Northeastern Section - 51st Annual Meeting - 2016

Paper No. 30-8
Presentation Time: 10:20 AM

INTEGRATING FORELAND AND HINTERLAND DATA: TOWARD A GREATER SYNTHESIS OF APPALACHIAN TECTONICS AND OROGENESIS


VER STRAETEN, Charles, New York State Museum & Geological Survey, 3140 Cultural Education Center, Albany, NY 12230 and KARABINOS, Paul, Dept. Geosciences, Williams College, Williamstown, MA 01267, Charles.VerStraeten@nysed.gov

Integrating data from the foreland basin and hinterland of an orogen has tremendous potential for tectonic reconstructions. The foreland basin contains a detailed, time-integrated record of sediment transfer from the hinterland, mediated by elevation differences, climate, and drainage patterns. The hinterland provides direct evidence for subduction, terrane accretion, crustal thickening, rifting, and tectonic exhumation. Advances in the precise U-Pb dating of zircon, and the recognition of widespread K-bentonites in the foreland, has made it possible to integrate more fully foreland and hinterland histories in the northern Appalachians, and to identify some specific tectonic events that were coeval with the formation of air-fall tephras in the foreland basin.

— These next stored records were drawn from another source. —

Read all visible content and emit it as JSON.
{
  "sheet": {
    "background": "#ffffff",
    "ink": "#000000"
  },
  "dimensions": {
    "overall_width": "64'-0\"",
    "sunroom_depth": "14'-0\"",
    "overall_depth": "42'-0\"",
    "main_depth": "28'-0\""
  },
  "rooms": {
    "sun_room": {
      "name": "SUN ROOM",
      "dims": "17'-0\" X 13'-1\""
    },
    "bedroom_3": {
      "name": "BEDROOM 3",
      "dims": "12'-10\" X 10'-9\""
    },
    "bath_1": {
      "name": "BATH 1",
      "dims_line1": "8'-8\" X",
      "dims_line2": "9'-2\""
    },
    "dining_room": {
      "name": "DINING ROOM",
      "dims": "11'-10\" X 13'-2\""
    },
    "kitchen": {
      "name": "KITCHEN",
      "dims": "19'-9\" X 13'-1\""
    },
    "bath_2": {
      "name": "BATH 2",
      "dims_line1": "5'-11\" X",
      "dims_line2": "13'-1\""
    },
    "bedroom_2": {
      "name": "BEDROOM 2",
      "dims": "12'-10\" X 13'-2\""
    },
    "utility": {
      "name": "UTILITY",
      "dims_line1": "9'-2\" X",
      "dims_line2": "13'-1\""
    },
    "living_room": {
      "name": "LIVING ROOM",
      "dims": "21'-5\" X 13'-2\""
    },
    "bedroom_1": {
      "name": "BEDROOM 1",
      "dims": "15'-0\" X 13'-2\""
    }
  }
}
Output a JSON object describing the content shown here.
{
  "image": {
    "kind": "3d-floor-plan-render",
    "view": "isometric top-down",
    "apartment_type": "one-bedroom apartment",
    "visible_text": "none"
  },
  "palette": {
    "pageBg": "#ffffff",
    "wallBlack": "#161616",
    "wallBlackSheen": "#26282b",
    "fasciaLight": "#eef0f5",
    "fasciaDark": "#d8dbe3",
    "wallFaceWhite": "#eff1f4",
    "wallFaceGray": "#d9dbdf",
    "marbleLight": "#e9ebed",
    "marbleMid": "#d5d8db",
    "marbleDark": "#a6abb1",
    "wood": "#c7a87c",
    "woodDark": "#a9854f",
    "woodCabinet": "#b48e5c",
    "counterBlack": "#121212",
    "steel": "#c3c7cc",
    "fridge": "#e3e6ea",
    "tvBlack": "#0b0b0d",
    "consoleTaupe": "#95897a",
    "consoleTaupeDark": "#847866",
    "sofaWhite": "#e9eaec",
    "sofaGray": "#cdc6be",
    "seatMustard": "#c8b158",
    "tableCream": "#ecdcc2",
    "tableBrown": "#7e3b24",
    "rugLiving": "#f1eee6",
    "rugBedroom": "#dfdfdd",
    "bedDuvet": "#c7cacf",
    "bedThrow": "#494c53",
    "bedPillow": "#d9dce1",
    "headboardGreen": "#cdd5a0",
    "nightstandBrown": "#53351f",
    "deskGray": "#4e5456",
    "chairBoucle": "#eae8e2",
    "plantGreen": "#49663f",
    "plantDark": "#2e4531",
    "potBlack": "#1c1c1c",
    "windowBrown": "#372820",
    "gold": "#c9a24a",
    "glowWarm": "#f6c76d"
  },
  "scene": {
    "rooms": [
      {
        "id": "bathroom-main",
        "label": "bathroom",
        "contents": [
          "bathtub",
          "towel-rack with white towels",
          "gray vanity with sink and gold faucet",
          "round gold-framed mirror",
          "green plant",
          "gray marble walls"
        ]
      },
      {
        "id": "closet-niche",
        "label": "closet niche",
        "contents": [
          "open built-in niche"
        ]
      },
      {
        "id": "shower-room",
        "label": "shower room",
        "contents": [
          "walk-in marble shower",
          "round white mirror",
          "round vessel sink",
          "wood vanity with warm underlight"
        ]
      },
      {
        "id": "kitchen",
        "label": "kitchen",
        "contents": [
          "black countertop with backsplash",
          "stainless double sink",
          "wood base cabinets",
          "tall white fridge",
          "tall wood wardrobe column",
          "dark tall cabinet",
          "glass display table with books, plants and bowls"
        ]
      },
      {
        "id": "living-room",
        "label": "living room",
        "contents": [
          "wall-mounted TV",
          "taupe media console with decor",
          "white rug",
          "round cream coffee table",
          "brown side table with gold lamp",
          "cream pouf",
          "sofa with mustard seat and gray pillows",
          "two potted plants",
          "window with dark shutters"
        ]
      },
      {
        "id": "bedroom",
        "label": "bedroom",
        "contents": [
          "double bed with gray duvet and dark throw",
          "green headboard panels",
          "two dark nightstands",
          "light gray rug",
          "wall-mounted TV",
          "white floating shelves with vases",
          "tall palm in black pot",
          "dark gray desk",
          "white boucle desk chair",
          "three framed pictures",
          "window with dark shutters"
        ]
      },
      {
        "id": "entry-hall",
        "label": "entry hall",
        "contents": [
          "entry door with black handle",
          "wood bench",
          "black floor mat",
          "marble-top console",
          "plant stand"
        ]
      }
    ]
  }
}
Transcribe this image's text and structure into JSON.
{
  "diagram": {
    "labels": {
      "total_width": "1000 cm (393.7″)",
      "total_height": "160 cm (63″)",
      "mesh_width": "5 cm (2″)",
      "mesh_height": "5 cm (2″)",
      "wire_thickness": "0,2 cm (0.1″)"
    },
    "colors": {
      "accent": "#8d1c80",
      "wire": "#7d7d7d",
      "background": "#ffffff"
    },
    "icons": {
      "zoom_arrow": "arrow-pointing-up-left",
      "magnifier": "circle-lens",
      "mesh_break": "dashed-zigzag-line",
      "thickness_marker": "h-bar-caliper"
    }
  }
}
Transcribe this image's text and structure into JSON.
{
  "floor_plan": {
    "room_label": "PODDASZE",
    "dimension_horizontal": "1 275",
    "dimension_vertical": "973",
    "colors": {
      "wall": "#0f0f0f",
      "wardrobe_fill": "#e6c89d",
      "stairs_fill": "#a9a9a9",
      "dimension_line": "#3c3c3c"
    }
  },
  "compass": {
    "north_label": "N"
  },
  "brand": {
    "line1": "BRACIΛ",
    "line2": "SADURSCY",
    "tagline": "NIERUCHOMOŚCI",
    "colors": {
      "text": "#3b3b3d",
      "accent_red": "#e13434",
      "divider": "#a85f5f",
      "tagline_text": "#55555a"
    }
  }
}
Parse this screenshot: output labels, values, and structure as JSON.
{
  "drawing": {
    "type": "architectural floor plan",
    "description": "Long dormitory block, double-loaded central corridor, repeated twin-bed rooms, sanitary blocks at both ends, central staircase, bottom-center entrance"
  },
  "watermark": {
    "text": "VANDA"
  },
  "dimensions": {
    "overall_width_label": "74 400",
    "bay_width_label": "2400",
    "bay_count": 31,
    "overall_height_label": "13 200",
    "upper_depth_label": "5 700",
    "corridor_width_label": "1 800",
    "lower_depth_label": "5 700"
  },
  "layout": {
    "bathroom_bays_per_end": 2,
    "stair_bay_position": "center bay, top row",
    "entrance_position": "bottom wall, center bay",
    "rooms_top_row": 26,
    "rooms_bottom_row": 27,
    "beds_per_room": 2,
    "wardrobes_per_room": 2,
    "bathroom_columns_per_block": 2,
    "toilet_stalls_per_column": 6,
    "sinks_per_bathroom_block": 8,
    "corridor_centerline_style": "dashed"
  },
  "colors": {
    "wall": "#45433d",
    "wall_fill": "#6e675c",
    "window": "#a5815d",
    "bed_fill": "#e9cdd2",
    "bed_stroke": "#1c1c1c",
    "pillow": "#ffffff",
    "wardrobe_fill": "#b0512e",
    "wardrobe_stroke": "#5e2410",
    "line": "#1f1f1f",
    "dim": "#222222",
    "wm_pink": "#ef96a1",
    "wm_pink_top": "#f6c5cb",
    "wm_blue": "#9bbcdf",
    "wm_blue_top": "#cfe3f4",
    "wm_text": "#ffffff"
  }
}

The foreland basin’s strengths lie in the patterns and trends of sedimentation, controlled at least in part by orogenesis. Key data include rock type/composition, stratal geometry, altered airfall volcanic tephras or byproducts thereof (e.g., terrestrial vertisols), and more. Changes in data over time often provide a detailed record of long- to short term changes in the orogenic belt often not available from the hinterland, especially from older deeply eroded orogens like the Appalachians.

Despite potential biases in the sedimentary record and possible non-orogenic factors, high quality data can provide insight into hinterland events. Over 100 altered airfall volcanic tephras are now reported from the Devonian Appalachian Basin, providing a coarse proxy of the timing of Acadian/Neoacadian paleovolcanism (terrestrial vertisols may provide a more detailed record). Vertical changes in sandstone and conglomerate grain composition reflect changes over time in rock type exposed in the orogen. Shifts in foreland basin geometry, seen as changes of foreland basin topography (e.g., foredeep, forebulge); sediment package geometries (e.g., tabular- to wedge-shaped); sediment condensation; and some unconformities may reflect changes in foreland basin kinematics, related to changes in the orogen (e.g., uplift and crustal loading, in-plane stresses, etc.).

Studies of the foreland basin and hinterland have complementary strengths and weaknesses. Integration of their unique insights can create a new, broader synthesis of Appalachian orogenesis.